By November 16, 2015April 22nd, 2020Musings, Read

As kids, my siblings and I would often get together with other children who lived on our street to play the board game Monopoly. Without fail, every game would evoke such wild extremes of behaviour that they strike me now as a wonderful analogy for the human condition. I’ll explain!

You come into ‘the game’ having no clue whatsoever about how to play. Then you take on an identity: you are the top hat, thimble, racing car, boot, Scottie dog, battleship, iron or wheelbarrow. Uncertain and a little bewildered you make your first tentative steps around the board whilst everyone else tells you the rules (although no one seems to agree exactly on what they are).

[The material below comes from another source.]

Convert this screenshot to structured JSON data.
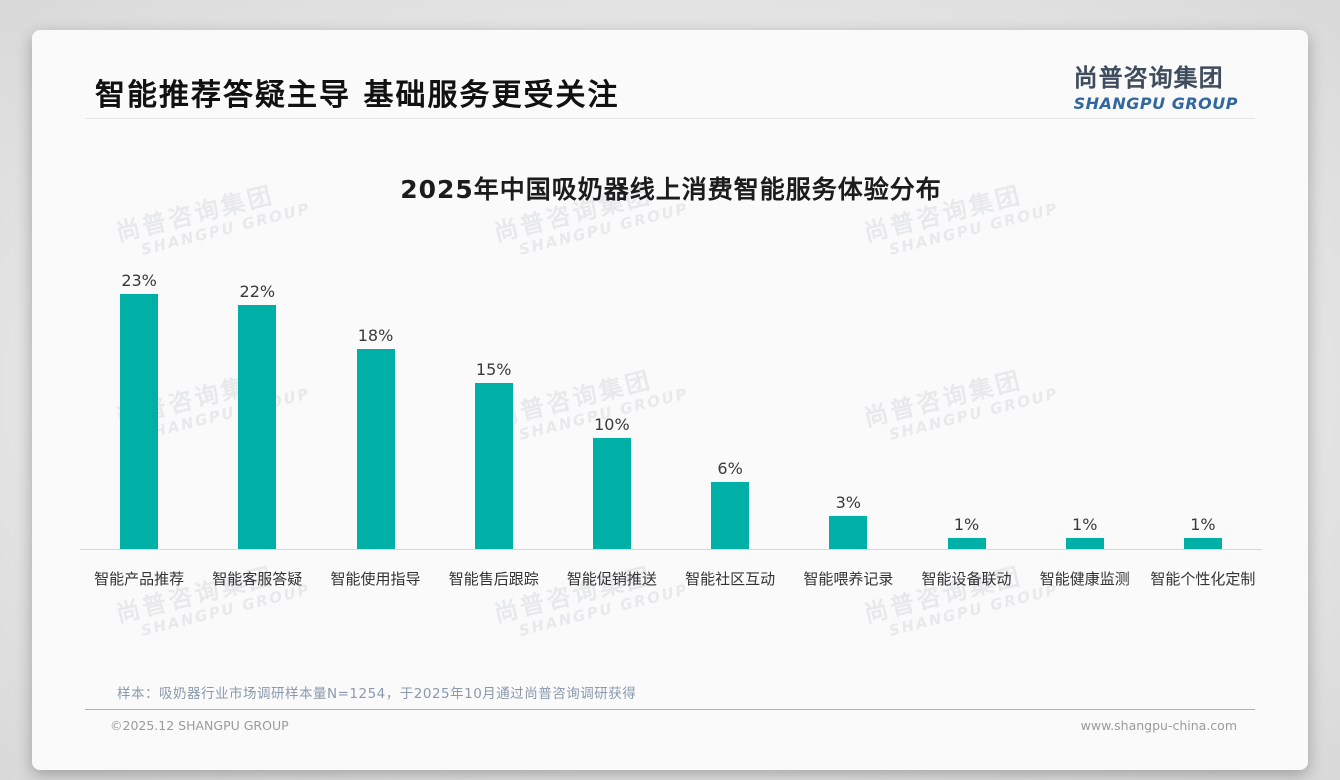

Slowly you get the hang of it and begin accumulating money, properties, houses and hotels of your own; and this is where the ‘fun’ begins! For when things are going well you feel special, powerful, self-satisfied and your thoughts are dominated by schemes and strategies for earning more money, getting more properties, for taking over the entire board. But then, as your fortunes start to slide, and you watch your hard earned piles of cash slowly disappear, your feelings quickly morph into tension, frustration, anxiety; into helplessness, self-pity, envy, regret; into anger, hatred, even rage (there was one boy on our street who, when he realised he couldn’t win, would flip the board over sending all the money, cards and houses flying and storm out of the room!).

Then there can be a beautiful moment of clarity: you re-cognise that the money and properties are make-believe, that your true identity is not that little token moving round the board, that it’s only a game.

And this is where the analogy breaks down, for this ‘game of life’ is not only a game, that way leads to pointlessness and nihilism, rather it’s a real game, and who you truly are is being all of it: the board, the tokens, the money, the cards, the houses and hotels, the highs and lows, the successes and disappointments, the entire experience itself.

With that glorious realisation the game still plays on—you still have to pay the ‘electric company’, ‘water works’ and ‘income tax’, still experience all the challenges of living—but the heavy seriousness transmutes into a sweet lightness for, whatever happens, You’ve already won! And now the joy is in the playing.